Les interprétations en (b) indiquent que le sens de la catégorie implicite (e) est « tellement », soit

le sens de l’expression d’intensité dans la CIC-explicite correspondante. Comme la CIC-

implicite et la CIC-explicite partagent dans ces exemples la même interprétation, il est possible

d’avancer que la tête e dans la dérivation de la CIC-implicite est la même que la tête Deg°

tellement dans la CIC-explicite et que la CIC-implicite résulte d’une absence d’épel de tellement

en forme phonologique.

Considérons maintenant la deuxième option qui peut expliquer l’absence de sonorité liée à une

catégorie syntaxique et qui s’insère dans l’analyse dérivationnelle par association tardive : la

réalisation zéro des traits phonologiques de sa tête, c’est-à-dire une catégorie avec une tête qui

est épelée avec des traits phonologiques nuls (une tête Ø, une catégorie vide) et qui fait partie du

stockage mental d’un locuteur du français. On accepte largement que la grammaire dispose de

tels éléments nuls dans le lexique (e.g. objets nuls, complémenteur nul). Une des questions

importantes qui se pose avec une catégorie nulle (en plus de la question de récupérabilité

soulevée plus haut) est de savoir ce qu’elle représente et comment elle est contrainte. Les

éléments nuls sont typiquement postulés pour montrer la signifiance de l’absence. Ainsi, il faut

que l’absence ait une signification en opposition à la présence. Les catégories nulles en tant

qu’éléments lexicaux ont des propriétés idiosyncratiques (spécifiées dans leur entrée lexicale)

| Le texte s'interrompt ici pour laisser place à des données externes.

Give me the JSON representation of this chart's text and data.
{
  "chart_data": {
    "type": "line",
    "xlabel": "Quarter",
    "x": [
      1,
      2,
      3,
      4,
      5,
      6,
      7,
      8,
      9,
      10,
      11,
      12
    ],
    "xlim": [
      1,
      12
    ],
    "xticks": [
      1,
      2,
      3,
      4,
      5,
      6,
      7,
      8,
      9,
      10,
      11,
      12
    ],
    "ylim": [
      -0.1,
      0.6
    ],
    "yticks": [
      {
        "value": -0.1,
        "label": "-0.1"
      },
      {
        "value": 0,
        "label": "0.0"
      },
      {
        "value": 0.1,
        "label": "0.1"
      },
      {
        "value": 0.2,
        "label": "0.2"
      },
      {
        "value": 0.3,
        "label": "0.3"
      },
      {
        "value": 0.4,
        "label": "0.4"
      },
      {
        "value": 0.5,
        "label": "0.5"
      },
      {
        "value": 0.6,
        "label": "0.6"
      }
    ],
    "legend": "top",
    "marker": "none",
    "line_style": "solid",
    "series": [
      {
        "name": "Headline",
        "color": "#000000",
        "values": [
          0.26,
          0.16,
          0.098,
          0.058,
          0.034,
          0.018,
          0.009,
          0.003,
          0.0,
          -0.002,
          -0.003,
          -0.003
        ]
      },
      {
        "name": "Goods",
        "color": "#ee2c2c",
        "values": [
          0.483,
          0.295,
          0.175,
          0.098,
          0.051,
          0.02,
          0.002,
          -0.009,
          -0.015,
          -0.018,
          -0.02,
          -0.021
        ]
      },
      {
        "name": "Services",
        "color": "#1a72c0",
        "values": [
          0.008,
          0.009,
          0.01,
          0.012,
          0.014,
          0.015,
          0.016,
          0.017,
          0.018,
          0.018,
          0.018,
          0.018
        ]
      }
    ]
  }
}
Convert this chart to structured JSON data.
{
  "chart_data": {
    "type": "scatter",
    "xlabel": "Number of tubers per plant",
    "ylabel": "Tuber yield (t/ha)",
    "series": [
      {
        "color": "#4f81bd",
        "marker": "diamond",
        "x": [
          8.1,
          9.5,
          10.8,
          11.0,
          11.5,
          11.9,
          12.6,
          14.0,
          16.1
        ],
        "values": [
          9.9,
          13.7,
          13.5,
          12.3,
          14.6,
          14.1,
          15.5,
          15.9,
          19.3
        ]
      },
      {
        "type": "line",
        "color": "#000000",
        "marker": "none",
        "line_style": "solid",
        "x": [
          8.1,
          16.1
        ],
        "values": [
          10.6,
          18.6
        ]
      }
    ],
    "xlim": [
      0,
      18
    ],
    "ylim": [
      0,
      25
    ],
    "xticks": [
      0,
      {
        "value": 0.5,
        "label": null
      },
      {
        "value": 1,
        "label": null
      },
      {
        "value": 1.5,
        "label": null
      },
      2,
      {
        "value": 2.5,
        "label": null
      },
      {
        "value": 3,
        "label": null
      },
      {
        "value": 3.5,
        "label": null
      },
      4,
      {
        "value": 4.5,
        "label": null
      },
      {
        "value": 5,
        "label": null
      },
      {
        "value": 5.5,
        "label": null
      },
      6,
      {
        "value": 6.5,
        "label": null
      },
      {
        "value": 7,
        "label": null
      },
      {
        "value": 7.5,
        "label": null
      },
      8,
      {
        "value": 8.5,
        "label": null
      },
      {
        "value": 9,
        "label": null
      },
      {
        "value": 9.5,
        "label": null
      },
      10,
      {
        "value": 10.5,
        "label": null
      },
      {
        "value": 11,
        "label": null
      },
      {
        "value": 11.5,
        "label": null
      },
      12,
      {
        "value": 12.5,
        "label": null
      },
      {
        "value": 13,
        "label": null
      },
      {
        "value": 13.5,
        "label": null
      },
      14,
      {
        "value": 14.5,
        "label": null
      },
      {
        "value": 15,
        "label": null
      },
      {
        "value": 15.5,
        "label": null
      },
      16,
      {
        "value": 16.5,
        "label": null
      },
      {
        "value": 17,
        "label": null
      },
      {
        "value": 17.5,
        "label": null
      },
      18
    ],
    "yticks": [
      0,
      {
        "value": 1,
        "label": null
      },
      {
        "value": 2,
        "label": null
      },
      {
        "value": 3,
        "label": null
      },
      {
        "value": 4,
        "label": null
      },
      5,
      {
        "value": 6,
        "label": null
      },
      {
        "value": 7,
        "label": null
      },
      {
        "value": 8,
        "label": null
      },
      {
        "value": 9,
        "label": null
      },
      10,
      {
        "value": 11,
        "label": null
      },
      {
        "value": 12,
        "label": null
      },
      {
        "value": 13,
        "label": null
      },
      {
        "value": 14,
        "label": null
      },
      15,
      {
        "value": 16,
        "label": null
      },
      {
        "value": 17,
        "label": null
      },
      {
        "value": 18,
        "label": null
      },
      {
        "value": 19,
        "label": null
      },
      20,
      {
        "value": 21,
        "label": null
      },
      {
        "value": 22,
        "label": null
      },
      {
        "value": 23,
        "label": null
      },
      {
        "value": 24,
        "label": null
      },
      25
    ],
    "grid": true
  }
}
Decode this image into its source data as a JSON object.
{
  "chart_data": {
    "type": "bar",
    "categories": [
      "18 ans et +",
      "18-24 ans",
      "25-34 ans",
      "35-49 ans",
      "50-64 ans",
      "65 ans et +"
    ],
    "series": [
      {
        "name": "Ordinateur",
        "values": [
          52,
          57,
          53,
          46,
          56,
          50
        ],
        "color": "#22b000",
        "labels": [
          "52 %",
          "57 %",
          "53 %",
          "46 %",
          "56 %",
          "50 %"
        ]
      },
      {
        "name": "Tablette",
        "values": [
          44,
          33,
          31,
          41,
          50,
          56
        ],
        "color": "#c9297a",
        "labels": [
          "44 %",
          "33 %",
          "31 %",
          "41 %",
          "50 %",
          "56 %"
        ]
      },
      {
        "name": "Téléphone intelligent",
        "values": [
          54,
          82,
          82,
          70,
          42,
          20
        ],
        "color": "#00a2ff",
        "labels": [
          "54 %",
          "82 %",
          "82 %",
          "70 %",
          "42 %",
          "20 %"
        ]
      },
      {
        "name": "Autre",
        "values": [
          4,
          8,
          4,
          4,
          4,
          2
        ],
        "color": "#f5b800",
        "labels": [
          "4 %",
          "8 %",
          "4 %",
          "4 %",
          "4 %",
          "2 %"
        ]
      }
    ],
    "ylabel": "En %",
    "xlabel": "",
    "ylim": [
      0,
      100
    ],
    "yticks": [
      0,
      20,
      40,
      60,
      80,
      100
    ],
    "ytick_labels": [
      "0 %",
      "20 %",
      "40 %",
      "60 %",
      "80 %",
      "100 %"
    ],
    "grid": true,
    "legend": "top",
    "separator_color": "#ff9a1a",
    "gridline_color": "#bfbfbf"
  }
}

qui les démarquent des autres éléments dans le lexique auxquels ils ressemblent (en

interprétation ou en forme). Cette option pour l’implicite structuralement articulé se démarque

donc de manière importante de la première option (une absence d’épel) : les propriétés de la tête

implicite et de la tête explicite ne peuvent pas être identiques dans tous leurs aspects.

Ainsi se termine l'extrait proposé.